When is a plot not a plot?

A group of armed "meth heads" reportedly discussed shooting Barack Obama, but the feds opted for lesser charges.

Published August 27, 2008 12:30PM (EDT)

Late Saturday night, the cops in Aurora, Colo., stopped a blue Dodge truck that was swerving all over the road. The driver, a 28-year-old "trance" D.J. named Tharin Gartrell, had a suspended license, a criminal record and four grams of methamphetamine in his pocket. In his trunk, he had two rifles (one stolen), a few boxes of ammo, a bulletproof vest and a portable meth lab. By the next day, based on what Gartrell told them, the cops had called in the feds, and authorities had arrested his cousin, a convicted burglar named Shawn Adolf, and a friend, Nathan Johnson, and turned up more drugs. And in Adolf's case, a background check turned up some outstanding warrants, one with a $1 million bail set. Which might explain why Adolf jumped out the window of his hotel room in Glendale, Colo., when the Secret Service showed up to arrest him on Sunday. From the sixth floor.

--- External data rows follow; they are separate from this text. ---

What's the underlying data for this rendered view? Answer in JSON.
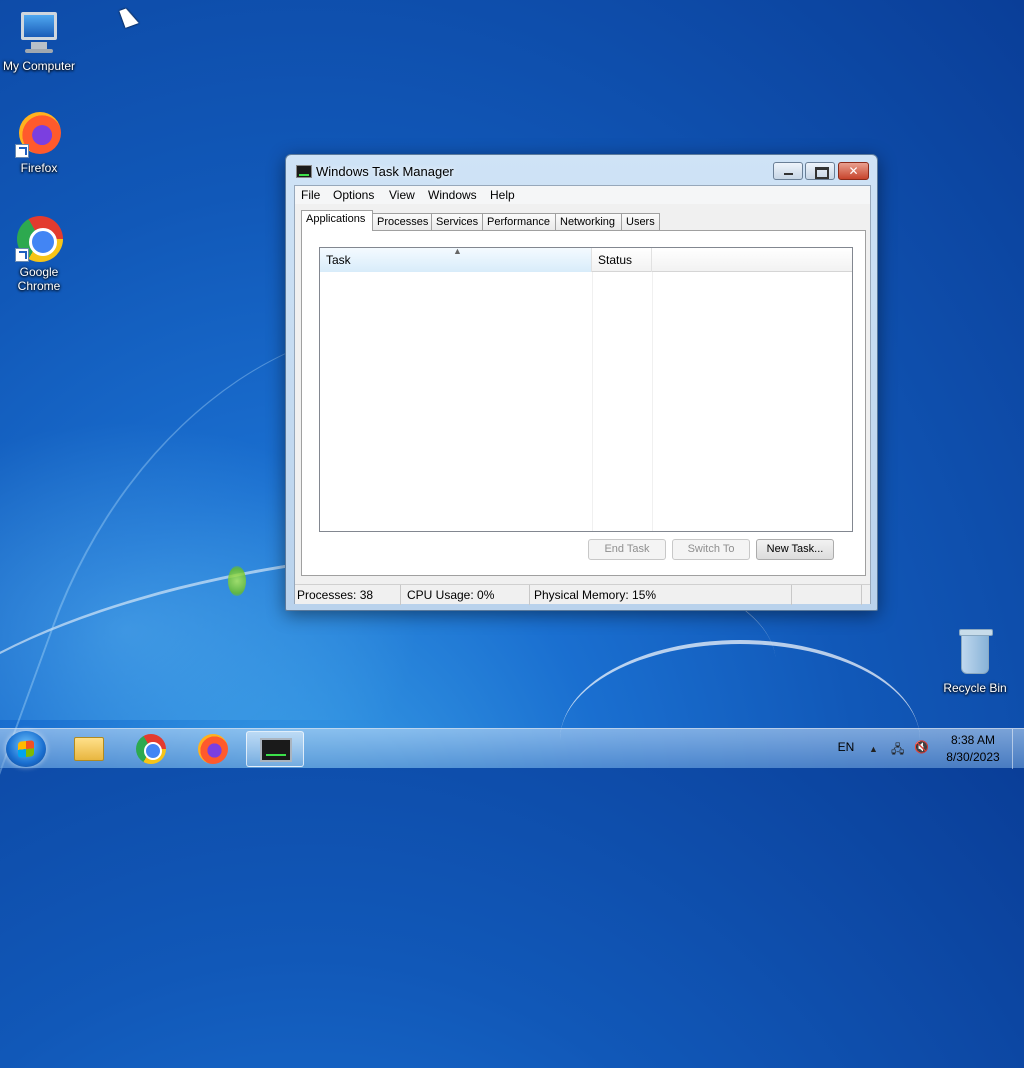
{
  "desktop": {
    "icons": [
      {
        "label": "My Computer",
        "icon": "computer-icon"
      },
      {
        "label": "Firefox",
        "icon": "firefox-icon"
      },
      {
        "label": "Google Chrome",
        "icon": "chrome-icon"
      },
      {
        "label": "Recycle Bin",
        "icon": "recycle-bin-icon"
      }
    ]
  },
  "window": {
    "title": "Windows Task Manager",
    "menu": [
      "File",
      "Options",
      "View",
      "Windows",
      "Help"
    ],
    "tabs": [
      "Applications",
      "Processes",
      "Services",
      "Performance",
      "Networking",
      "Users"
    ],
    "active_tab": "Applications",
    "list": {
      "columns": [
        "Task",
        "Status"
      ],
      "rows": []
    },
    "buttons": {
      "end_task": "End Task",
      "switch_to": "Switch To",
      "new_task": "New Task..."
    },
    "status": {
      "processes": "Processes: 38",
      "cpu": "CPU Usage: 0%",
      "memory": "Physical Memory: 15%"
    }
  },
  "taskbar": {
    "apps": [
      "file-explorer-icon",
      "chrome-icon",
      "firefox-icon",
      "task-manager-icon"
    ],
    "tray": {
      "language": "EN",
      "time": "8:38 AM",
      "date": "8/30/2023"
    }
  },
  "colors": {
    "desktop_blue": "#1158b8",
    "close_red": "#c7442c",
    "title_glass": "#cfe3f6"
  }
}
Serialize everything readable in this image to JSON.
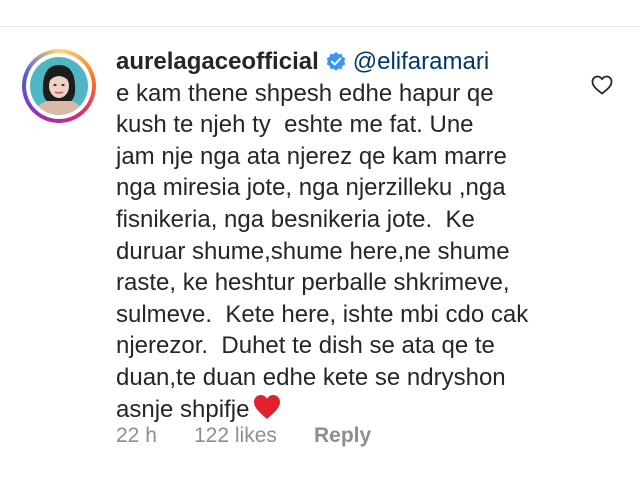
{
  "comment": {
    "username": "aurelagaceofficial",
    "mention": "@elifaramari",
    "lines": [
      "e kam thene shpesh edhe hapur qe",
      "kush te njeh ty  eshte me fat. Une",
      "jam nje nga ata njerez qe kam marre",
      "nga miresia jote, nga njerzilleku ,nga",
      "fisnikeria, nga besnikeria jote.  Ke",
      "duruar shume,shume here,ne shume",
      "raste, ke heshtur perballe shkrimeve,",
      "sulmeve.  Kete here, ishte mbi cdo cak",
      "njerezor.  Duhet te dish se ata qe te",
      "duan,te duan edhe kete se ndryshon",
      "asnje shpifje"
    ],
    "footer": {
      "time": "22 h",
      "likes": "122 likes",
      "reply": "Reply"
    }
  },
  "colors": {
    "verified_badge": "#3897f0",
    "heart_emoji": "#e0202e",
    "mention": "#00376b",
    "meta_text": "#8e8e8e"
  },
  "icons": {
    "verified": "verified-badge-icon",
    "like": "heart-outline-icon",
    "emoji": "red-heart-emoji-icon"
  }
}
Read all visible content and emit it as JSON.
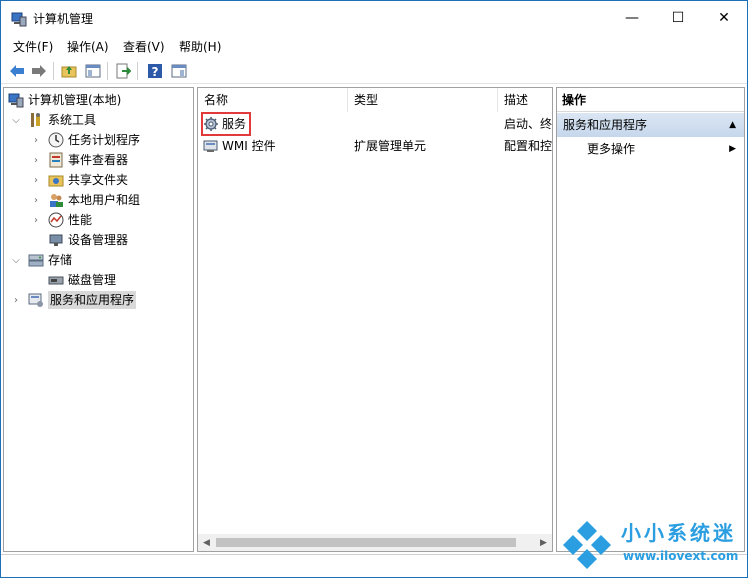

That might have been the end of the episode, and it might just have been unusually dramatic fodder for the local paper's crime blotter, except it turned out Gartrell, Johnson and Adolf had a problem with Barack Obama. Namely, they objected to the Democratic presidential nominee's being black, though court documents say they expressed that fact in less delicate terms. And a woman who'd been hanging out in their hotel to "chill and do drugs," according to court papers, told federal agents the three had gathered on the outskirts of Denver in order to try to do something about it. Specifically, to shoot him with the rifles and ammo they'd brought along.

Nathan Johnson confirmed the plot in an interview with a local Denver television reporter from inside the Denver jail. "So your friends were saying threatening things about Obama?" the reporter asked. 



"Yeah," Nathan Johnson replied. 



"It sounded like they didn't want him to be president?" continued the reporter.



"Well, no," Johnson said.

"He don't belong in political office. Blacks don't belong in political office. He ought to be shot."

By Tuesday, officials had decided the three men didn't have the capacity to act on their racist impulses, no matter how heavily armed they were. But the whole episode was a strange, and alarming, reminder of why Obama has had Secret Service protection since the spring of 2007 -- there are a lot of people out there who hate the idea of a black president, and are crazy enough to say they'll do something about it. The arrests raised the frightening specter of yet another of America's charismatic young leaders being gunned down by a lunatic. Obama aides declined to comment, citing a strict policy of not discussing security.

The arrests seemed more threatening when they first became public. Serious brass was pulled in; Attorney General Michael Mukasey was briefed. But Tuesday, after an investigation involving three different federal agencies, Colorado's U.S. attorney, Troy Eid, announced that authorities had decided Adolf, Johnson and Gartrell were basically not as dangerous as they looked. The feds didn't plan to charge any of the three men with threatening a presidential candidate, a federal felony that comes with a possible five-year prison term. Instead, Eid charged Adolf (who is variously referred to as Adolph and Adolf in federal documents) and Johnson with violating federal bans on felons owning weapons, and Gartrell with drug possession. (Admittedly, the fact that the three thought Obama was staying in the exurban hotel in which they had rented a room made it seem like they hadn't planned very carefully.)

So the case, instead, became basically an object of curiosity for a press corps hungry for unscripted news. One helpful offshoot from the brief saga: It helped show exactly what it takes to get charged with an assassination plot. Evidently, you need to have some degree of competence and/or sobriety. "The reported threats, hateful and bigoted though they were, involved a group of 'meth heads,' methamphetamine users, all of whom were impaired at the time, and cannot be independently corroborated," Eid told reporters. "The law recognizes a difference between a 'true' threat -- one that might actually be carried out -- and the reported racist rantings of illegal drug users." That was, apparently, what differentiated the case from earlier ones, including an incident where Eid charged a Colorado prisoner with sending an anthrax hoax to John McCain's office near Denver, and a Florida case where a would-be bail bondsman threatened to shoot Obama.

The security in and around Denver this week is extraordinary, as is the security whenever Obama (or McCain) goes anywhere. Both men are basically guarded as if they were already president. (Joe Biden surely learned a quick lesson in the stakes of what he's getting himself into as Obama's running mate when the Secret Service dispatched agents to his house late Friday night, before news of his selection was even officially confirmed.) It took the arrests, and the mini-frenzy of breaking news alerts they set off earlier this week, to remind convention-goers that the metal detectors and searches were more than just a nuisance. Sadly, it seems, they're still a necessity.